On the other hand, if McCarthy struggles or McNamara shines, it’s easier for Harbaugh to defend sticking with the latter. Even McCarthy supporters couldn’t reasonably argue with Harbaugh if the sophomore turns the ball over three times against Hawaii.
“If it’s not broke, don’t fix it.” We’ve all heard the saying, and it certainly applies here. But you could easily counter with, “No risk, no reward.” That’s what Harbaugh is weighing with this decision: Is the risk of losing last year’s magic worth the potential reward of fielding a superstar quarterback?
Other factors at play
Let’s address the elephant in the room: the transfer portal.
No matter who ultimately wins the starting job, the other player is likely to transfer. There’s no beating around the bush -- that’s just the way college football works nowadays.
McNamara -- because he didn’t play as a true freshman and due to the extra year of eligibility from the COVID season -- could spend two more seasons at Michigan after 2022. So even though he’s technically a senior and McCarthy is a sophomore, they both have the same college eligibility remaining.
So unless one of them leaves early for the NFL, the next few weeks could determine Michigan’s fate for the next three years. If you think loyalty to Michigan is enough to make one of these starting-caliber quarterbacks sit the bench for two more seasons, you haven’t been paying attention to the college football landscape.

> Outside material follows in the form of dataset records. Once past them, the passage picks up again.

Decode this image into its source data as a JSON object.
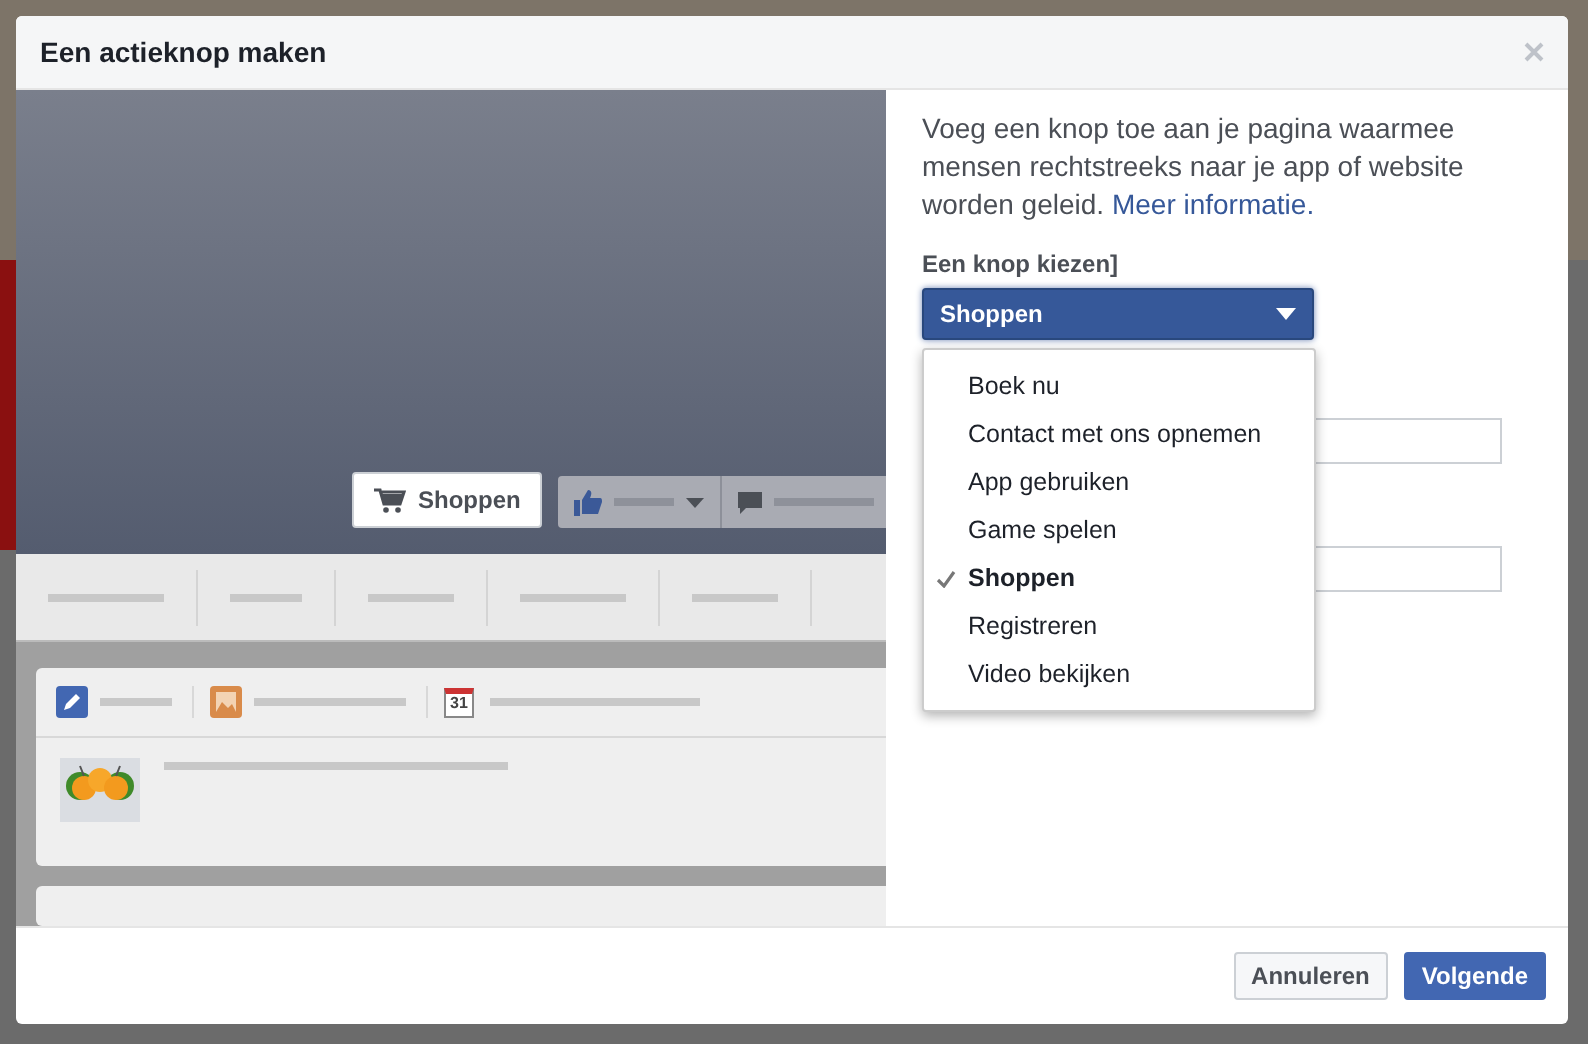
{
  "dialog": {
    "title": "Een actieknop maken"
  },
  "preview": {
    "action_button": "Shoppen",
    "calendar_day": "31"
  },
  "panel": {
    "description": "Voeg een knop toe aan je pagina waarmee mensen rechtstreeks naar je app of website worden geleid.",
    "link": "Meer informatie.",
    "select_label": "Een knop kiezen]",
    "select": {
      "value": "Shoppen",
      "expanded": true
    },
    "options": [
      {
        "label": "Boek nu",
        "selected": false
      },
      {
        "label": "Contact met ons opnemen",
        "selected": false
      },
      {
        "label": "App gebruiken",
        "selected": false
      },
      {
        "label": "Game spelen",
        "selected": false
      },
      {
        "label": "Shoppen",
        "selected": true
      },
      {
        "label": "Registreren",
        "selected": false
      },
      {
        "label": "Video bekijken",
        "selected": false
      }
    ]
  },
  "footer": {
    "buttons": [
      {
        "label": "Annuleren",
        "kind": "secondary"
      },
      {
        "label": "Volgende",
        "kind": "primary"
      }
    ]
  }
}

The Wolverines don’t have much depth at the quarterback position beyond McNamara and McCarthy. Jayden Denegal plummeted in rankings following his commitment, and Michigan whiffed on both in-state stars Dante Moore and C.J. Carr.

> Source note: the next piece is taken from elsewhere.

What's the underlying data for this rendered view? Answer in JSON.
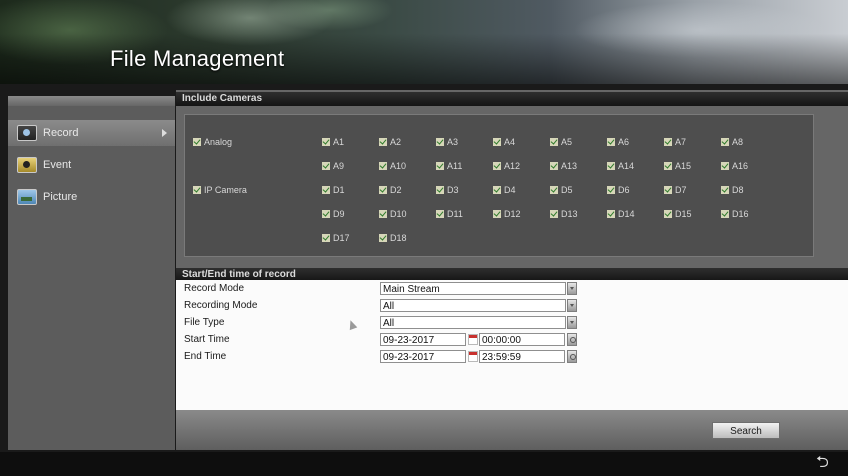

Would skipping over McCarthy and watching a five-star talent transfer without ever getting a chance hurt Michigan even more on the recruiting trail? Other coaches would certainly try to use it against Harbaugh in pursuit of high-end quarterbacks.
This is an extremely complex decision that will have major ramifications for Michigan both on and off the field in the years to come, so Harbaugh needs to get it right.
It didn’t originally feel like the Colorado State and Hawaii games had much meaning. Now, that couldn’t be further from the truth.